Another important conclusion of the investigations carried out is on motivation: as long as the classes are not compulsory, in the case of students their attention to school and their interest are improved. Possibly, this is the explanation for why there is some improvement in their academic performance.
It is possible that in the case of adults the incidence of motivation is lower, but learning to play chess provides another vital advantage to both groups: as we learn, fail, repeat and evaluate the strategies used, we can see ourselves our own improvement. Not only that, but we can learn how we learn to improve, a very important skill that in many cases is not easy to observe.
Finally, there are studies that indicate that chess, like other mental sports, is beneficial in the long term for our brain, since exercising it in this way could help prevent diseases such as Alzheimer's.
Is chess only for geniuses?
A common conclusion from studies is that learning chess is a far more important factor than innate abilities when playing.

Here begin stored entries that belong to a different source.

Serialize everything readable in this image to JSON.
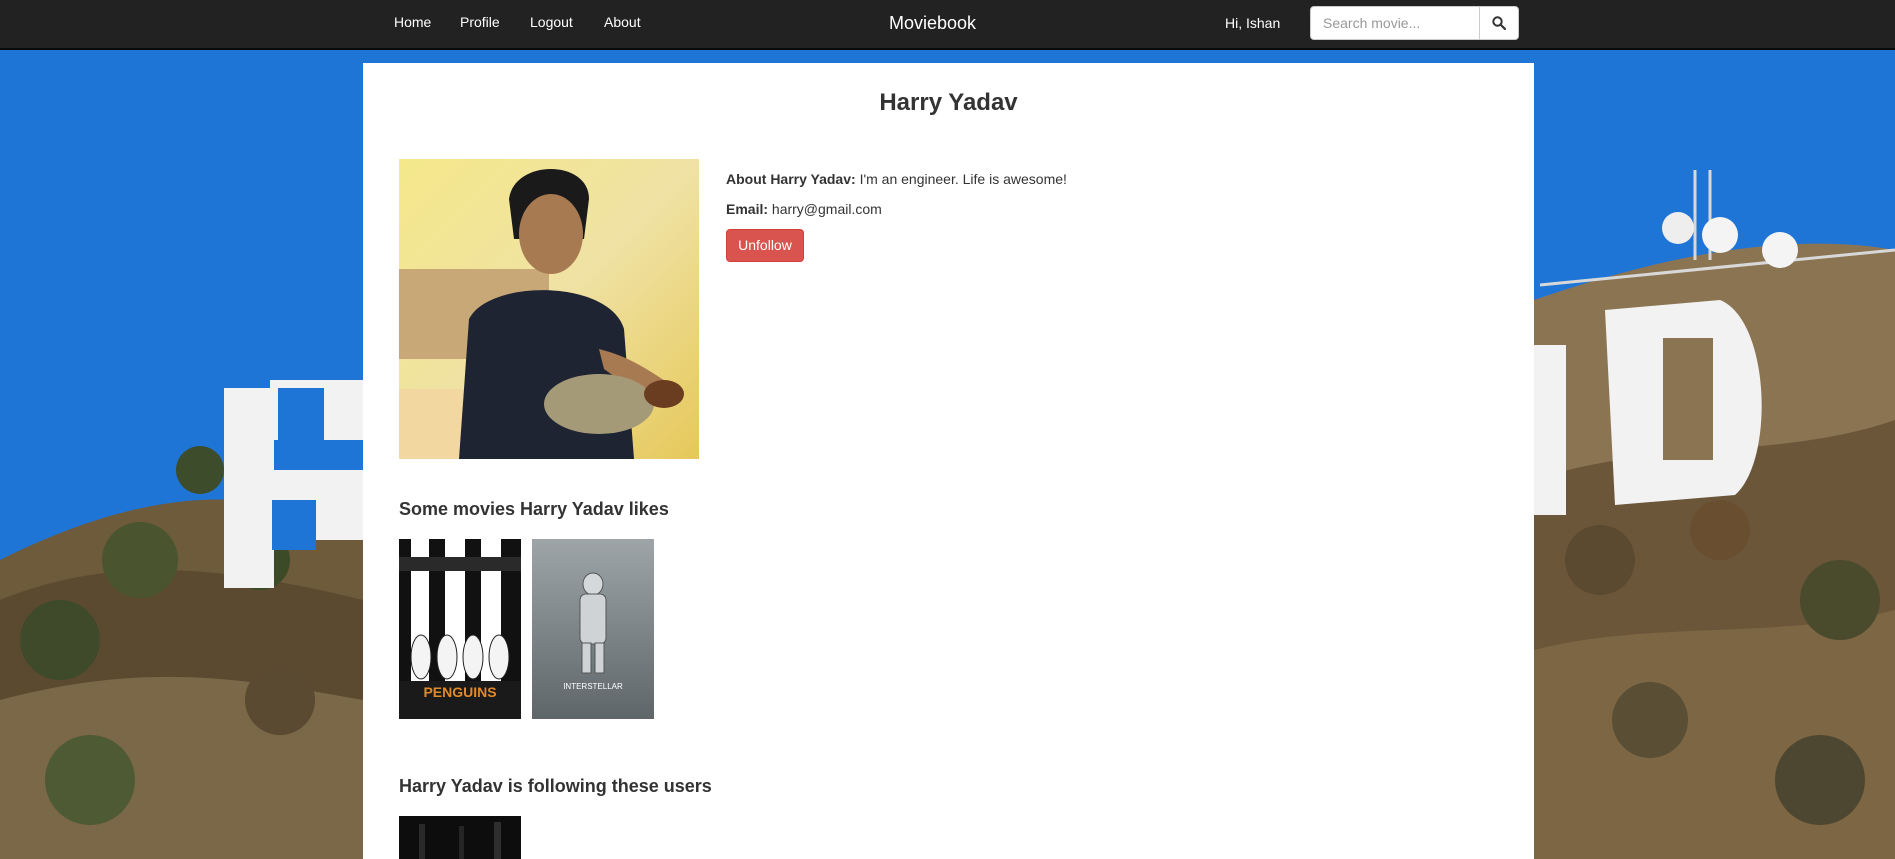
{
  "navbar": {
    "links": [
      "Home",
      "Profile",
      "Logout",
      "About"
    ],
    "brand": "Moviebook",
    "greeting": "Hi, Ishan",
    "search_placeholder": "Search movie..."
  },
  "profile": {
    "name": "Harry Yadav",
    "about_label": "About Harry Yadav:",
    "about_text": "I'm an engineer. Life is awesome!",
    "email_label": "Email:",
    "email": "harry@gmail.com",
    "unfollow_label": "Unfollow"
  },
  "sections": {
    "movies_title": "Some movies Harry Yadav likes",
    "following_title": "Harry Yadav is following these users"
  },
  "movies": [
    {
      "poster_text": "PENGUINS"
    },
    {
      "poster_text": "INTERSTELLAR"
    }
  ],
  "colors": {
    "navbar": "#222222",
    "danger": "#d9534f",
    "sky": "#1a6fd0"
  },
  "icons": {
    "search": "magnifier-icon"
  }
}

In one study, 10- and 11-year-olds who took a course in a weekly chess class could easily beat adults who knew how to play, but without formal training.
It is true that an intelligent person will find it easier to excel in a purely intellectual activity such as chess, but the truth is that, with a minimum of training, few sports are more egalitarian than chess.
Findings from various studies seem to indicate that with a minimum of 25-30 hours of instruction, there is more clearly a transfer of skills to other fields.
Learning to play chess probably won't make us geniuses, but this is really irrelevant.
In the same way that we go to the gym or do sports to exercise the body, we do a diet and some of us follow certain habits to take care of our health, we must also exercise our minds. In this aspect, chess is a demanding game, which forces us to concentrate and work on various cognitive skills, and on top of that, it is fun! What more could you want?